Successivamente, il cerimoniale si è spostato al terminal principale dell’aeroporto, dove è stata scoperta l’insegna con il nuovo nome dello scalo:
“Aeroporto Olbia Costa Smeralda – S.A. Principe Karim Aga Khan IV”.
Nel corso della giornata i rappresentanti della Regione Autonoma della Sardegna e i consiglieri regionali eletti nel territorio gallurese, hanno offerto una lettura istituzionale condivisa del significato dell’intitolazione e del valore dell’eredità lasciata dal Principe Karim Aga Khan.
Nel corso della cerimonia, la presidente della Regione Autonoma della Sardegna Alessandra Todde ha evidenziato come l’intitolazione dell’aeroporto non rappresenti un gesto simbolico, ma il riconoscimento pubblico di una visione capace di trasformare il territorio. Una visione che ha contribuito alla costruzione di un sistema integrato di infrastrutture – aeroporto, porto e collegamenti strategici – in grado di generare sviluppo e lavoro qualificato, offrendo alla Sardegna una prospettiva internazionale quando non era affatto scontato. Un’eredità che oggi chiama le istituzioni a una responsabilità precisa: custodirla e portarla avanti.
Sulla stessa linea il vicepresidente della Regione Giuseppe Meloni, che ha richiamato il legame profondo tra la visione del Principe e la storia recente della Gallura.

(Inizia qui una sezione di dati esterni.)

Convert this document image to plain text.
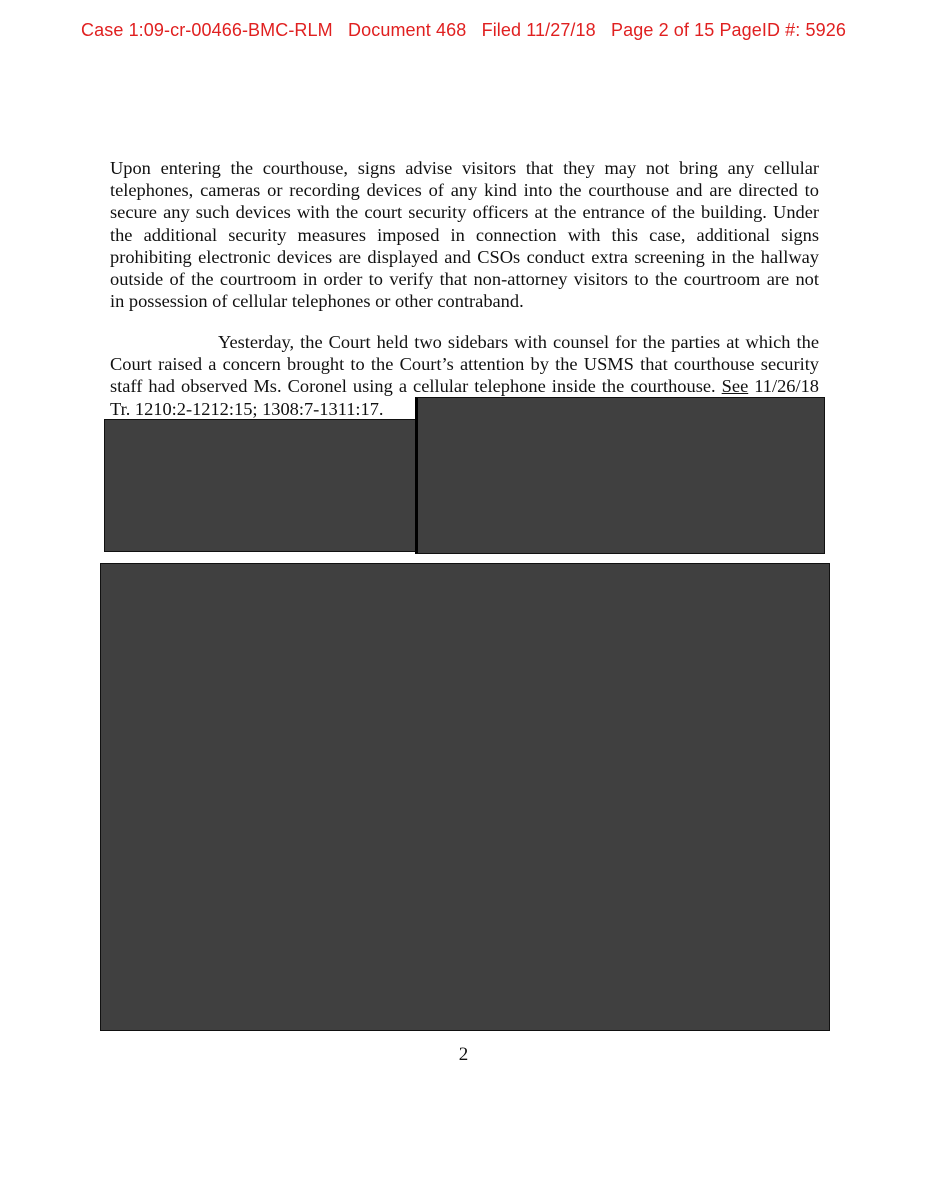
Case 1:09-cr-00466-BMC-RLM   Document 468   Filed 11/27/18   Page 2 of 15 PageID #: 5926
Upon entering the courthouse, signs advise visitors that they may not bring any cellular
telephones, cameras or recording devices of any kind into the courthouse and are directed to
secure any such devices with the court security officers at the entrance of the building. Under
the additional security measures imposed in connection with this case, additional signs
prohibiting electronic devices are displayed and CSOs conduct extra screening in the hallway
outside of the courtroom in order to verify that non-attorney visitors to the courtroom are not
in possession of cellular telephones or other contraband.
Yesterday, the Court held two sidebars with counsel for the parties at which the
Court raised a concern brought to the Court’s attention by the USMS that courthouse security
staff had observed Ms. Coronel using a cellular telephone inside the courthouse. See 11/26/18
Tr. 1210:2-1212:15; 1308:7-1311:17.
2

Da gallurese, Meloni ha ricordato come quell’intuizione si sia tradotta negli anni in investimenti, collegamenti, occupazione e opportunità concrete, consentendo alla Sardegna di dialogare con il mondo senza rinunciare alla propria identità.
Tra i consiglieri regionali del territorio gallurese, eletti in Consiglio regionale, era presente anche l’olbiese Roberto Li Gioi, che ha sottolineato il carattere storico della giornata per Olbia e per l’intera Gallura, rimarcando come il Principe Karim Aga Khan abbia saputo coniugare sviluppo turistico e rispetto dell’ambiente già dagli anni Sessanta, anticipando temi oggi centrali nel dibattito sul futuro dei territori.

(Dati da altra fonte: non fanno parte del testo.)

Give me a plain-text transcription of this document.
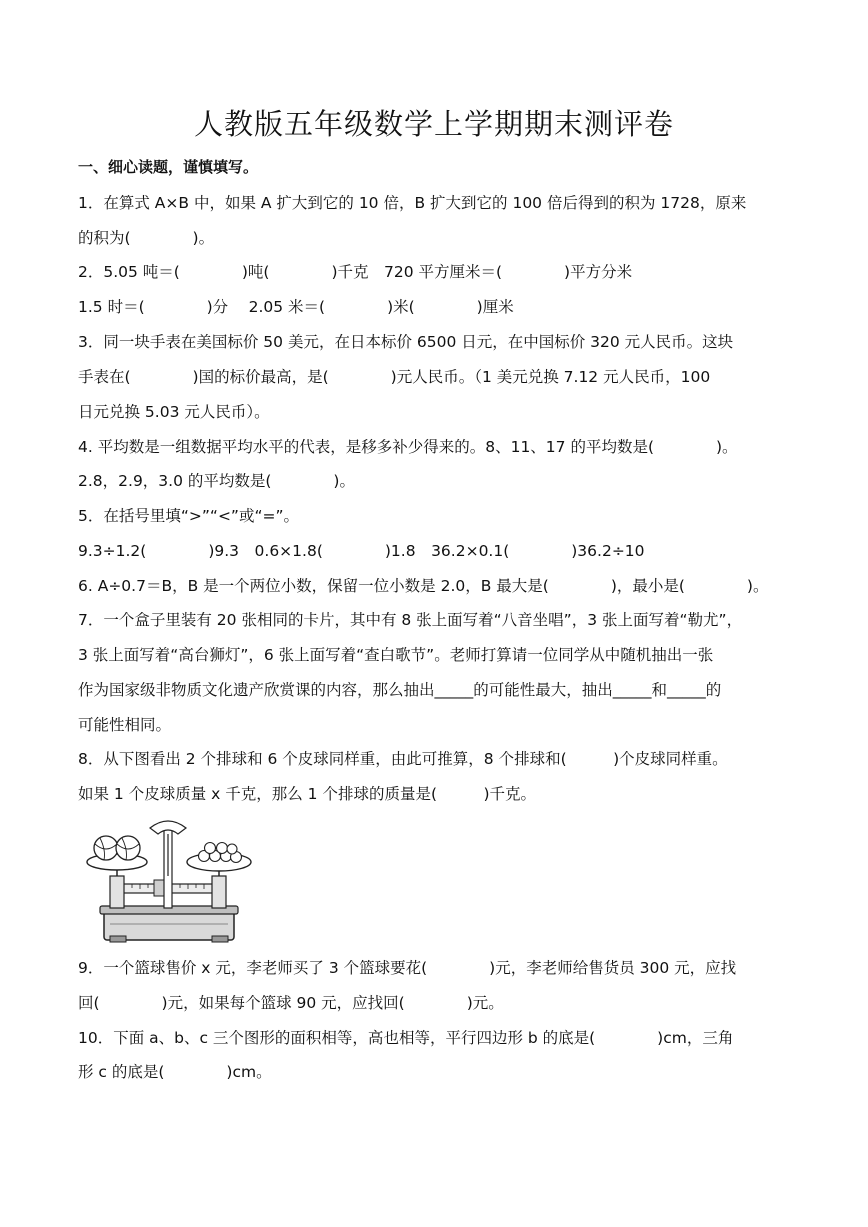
人教版五年级数学上学期期末测评卷
一、细心读题，谨慎填写。
1．在算式 A×B 中，如果 A 扩大到它的 10 倍，B 扩大到它的 100 倍后得到的积为 1728，原来
的积为(　　　　)。
2．5.05 吨＝(　　　　)吨(　　　　)千克　720 平方厘米＝(　　　　)平方分米
1.5 时＝(　　　　)分　 2.05 米＝(　　　　)米(　　　　)厘米
3．同一块手表在美国标价 50 美元，在日本标价 6500 日元，在中国标价 320 元人民币。这块
手表在(　　　　)国的标价最高，是(　　　　)元人民币。（1 美元兑换 7.12 元人民币，100
日元兑换 5.03 元人民币）。
4. 平均数是一组数据平均水平的代表，是移多补少得来的。8、11、17 的平均数是(　　　　)。
2.8，2.9，3.0 的平均数是(　　　　)。
5．在括号里填“>”“<”或“=”。
9.3÷1.2(　　　　)9.3　0.6×1.8(　　　　)1.8　36.2×0.1(　　　　)36.2÷10
6. A÷0.7＝B，B 是一个两位小数，保留一位小数是 2.0，B 最大是(　　　　)，最小是(　　　　)。
7．一个盒子里装有 20 张相同的卡片，其中有 8 张上面写着“八音坐唱”，3 张上面写着“勒尤”，
3 张上面写着“高台狮灯”，6 张上面写着“查白歌节”。老师打算请一位同学从中随机抽出一张
作为国家级非物质文化遗产欣赏课的内容，那么抽出_____的可能性最大，抽出_____和_____的
可能性相同。
8．从下图看出 2 个排球和 6 个皮球同样重，由此可推算，8 个排球和(　　　)个皮球同样重。
如果 1 个皮球质量 x 千克，那么 1 个排球的质量是(　　　)千克。
9．一个篮球售价 x 元，李老师买了 3 个篮球要花(　　　　)元，李老师给售货员 300 元，应找
回(　　　　)元，如果每个篮球 90 元，应找回(　　　　)元。
10．下面 a、b、c 三个图形的面积相等，高也相等，平行四边形 b 的底是(　　　　)cm，三角
形 c 的底是(　　　　)cm。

Il consigliere regionale Angelo Cocciu ha evidenziato come l’intitolazione dell’aeroporto rappresenti un riconoscimento dovuto non solo a Olbia, ma a tutta la Sardegna, un omaggio condiviso a una figura che ha inciso in modo profondo sulla storia economica e sociale dell’Isola.
A rimarcare il valore istituzionale dell’iniziativa anche Giuseppe Fasolino, consigliere regionale gallurese, che ha sottolineato come la visione del Principe Aga Khan abbia contribuito in maniera determinante alle trasformazioni della Gallura e della Sardegna, offrendo al territorio una prospettiva di crescita equilibrata e duratura.

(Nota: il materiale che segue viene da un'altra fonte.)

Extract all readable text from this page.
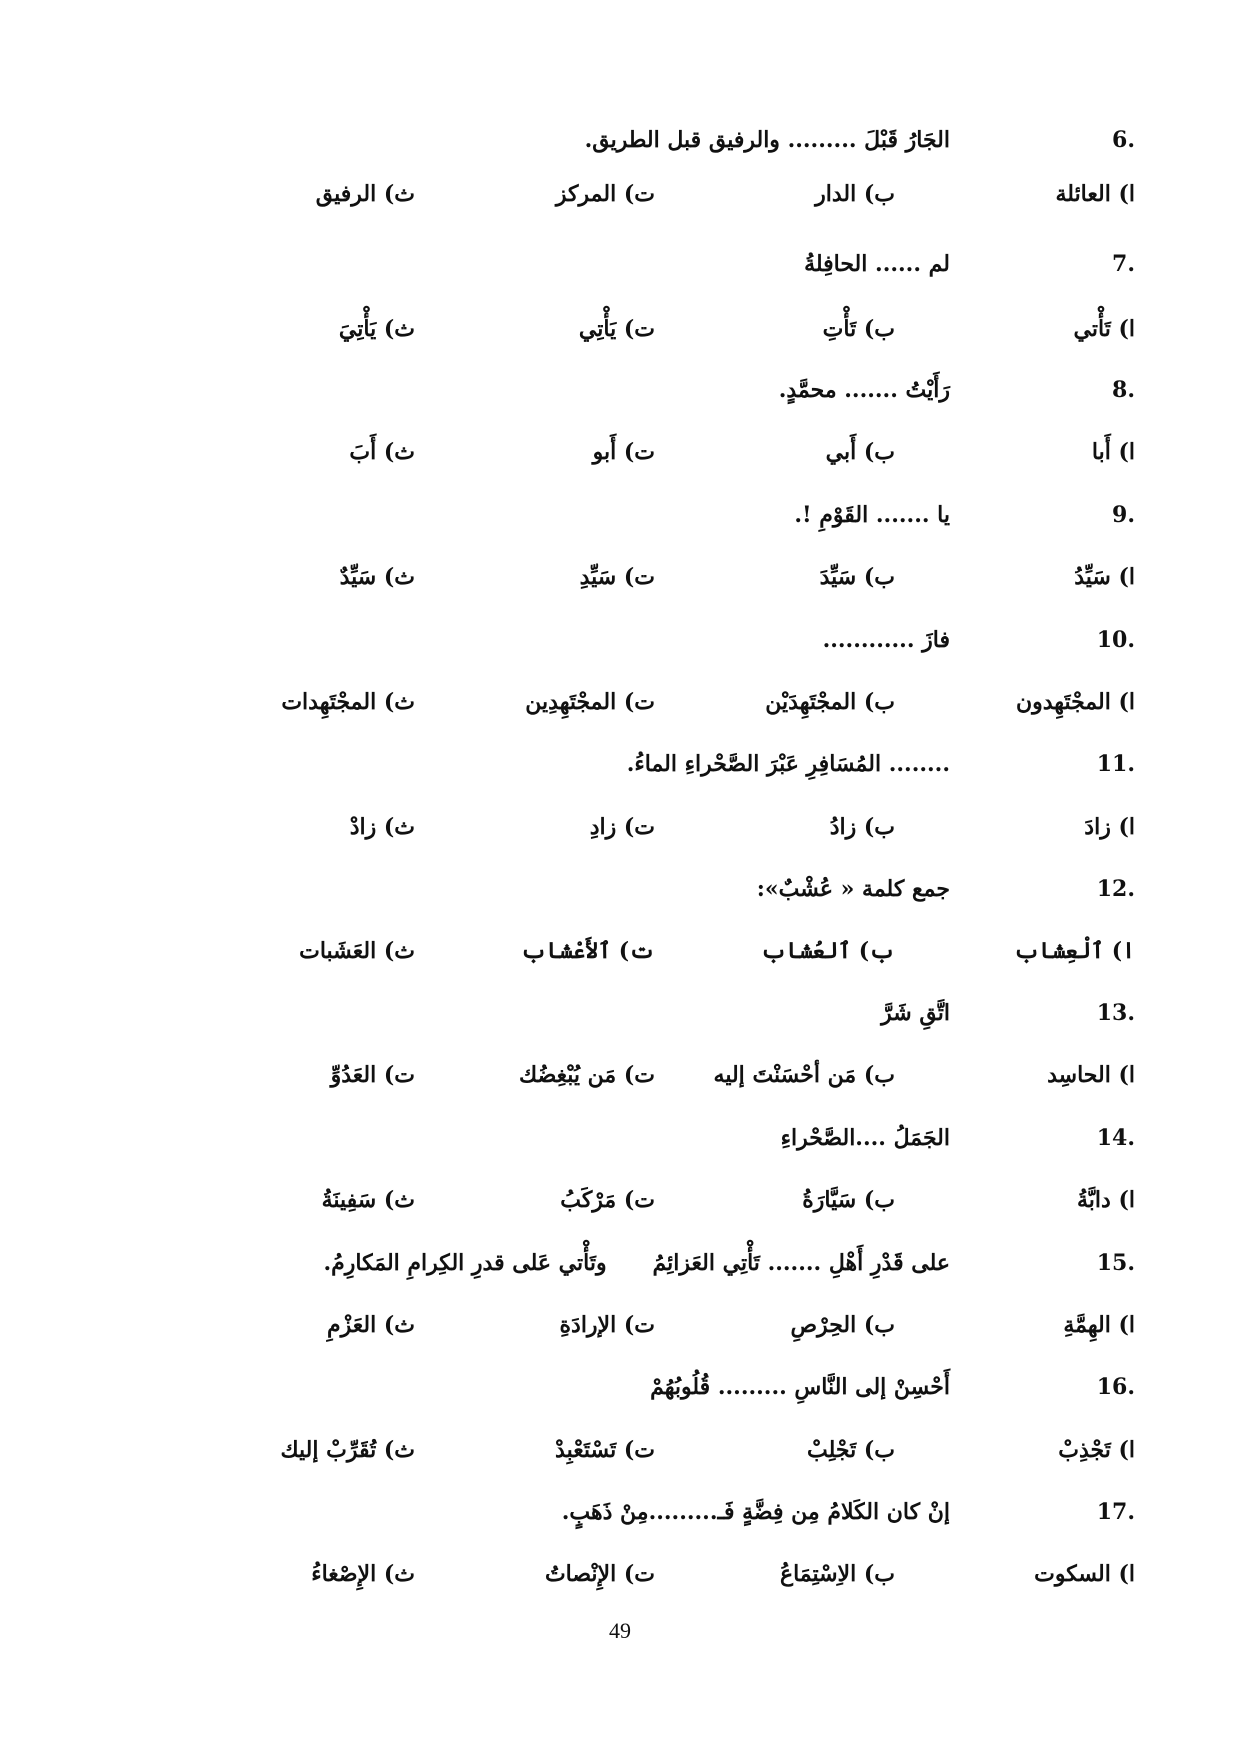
6.
الجَارُ قَبْلَ ......... والرفيق قبل الطريق.
ا) العائلة
ب) الدار
ت) المركز
ث) الرفيق
7.
لم ...... الحافِلةُ
ا) تَأْتي
ب) تَأْتِ
ت) يَأْتِي
ث) يَأْتِيَ
8.
رَأَيْتُ ....... محمَّدٍ.
ا) أَبا
ب) أَبي
ت) أَبو
ث) أَبَ
9.
يا ....... القَوْمِ !.
ا) سَيِّدُ
ب) سَيِّدَ
ت) سَيِّدِ
ث) سَيِّدٌ
10.
فازَ ............
ا) المجْتَهِدون
ب) المجْتَهِدَيْن
ت) المجْتَهِدِين
ث) المجْتَهِدات
11.
........ المُسَافِرِ عَبْرَ الصَّحْراءِ الماءُ.
ا) زادَ
ب) زادُ
ت) زادِ
ث) زادْ
12.
جمع كلمة « عُشْبٌ»:
ا) ٱلْعِشاب
ب) ٱلعُشاب
ت) ٱلأَعْشاب
ث) العَشَبات
13.
اتَّقِ شَرَّ
ا) الحاسِد
ب) مَن أحْسَنْتَ إليه
ت) مَن يُبْغِضُك
ت) العَدُوِّ
14.
الجَمَلُ ....الصَّحْراءِ
ا) دابَّةُ
ب) سَيَّارَةُ
ت) مَرْكَبُ
ث) سَفِينَةُ
15.
على قَدْرِ أَهْلِ ....... تَأْتِي العَزائِمُ      وتَأْتي عَلى قدرِ الكِرامِ المَكارِمُ.
ا) الهِمَّةِ
ب) الحِرْصِ
ت) الإرادَةِ
ث) العَزْمِ
16.
أَحْسِنْ إلى النَّاسِ ......... قُلُوبُهُمْ
ا) تَجْذِبْ
ب) تَجْلِبْ
ت) تَسْتَعْبِدْ
ث) تُقَرِّبْ إليك
17.
إنْ كان الكَلامُ مِن فِضَّةٍ فَـ.........مِنْ ذَهَبٍ.
ا) السكوت
ب) الاِسْتِمَاعُ
ت) الإِنْصاتُ
ث) الإِصْغاءُ
49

Presente alla cerimonia anche il deputato Dario Giagoni, che ha richiamato il significato nazionale dell’intitolazione, ricordando come la figura del Principe Aga Khan abbia contribuito a collocare la Sardegna in una posizione centrale nel Mediterraneo, attraverso scelte lungimiranti capaci di coniugare infrastrutture, sviluppo e tutela del territorio.
L’intitolazione dell’aeroporto di Olbia a Sua Altezza il Principe Karim Aga Khan IV si configura così come un atto di riconoscenza e di responsabilità istituzionale, che guarda al passato ma soprattutto al futuro, affidando alle nuove generazioni l’eredità di una visione che ha saputo cambiare la storia della Gallura e dell’intera Sardegna.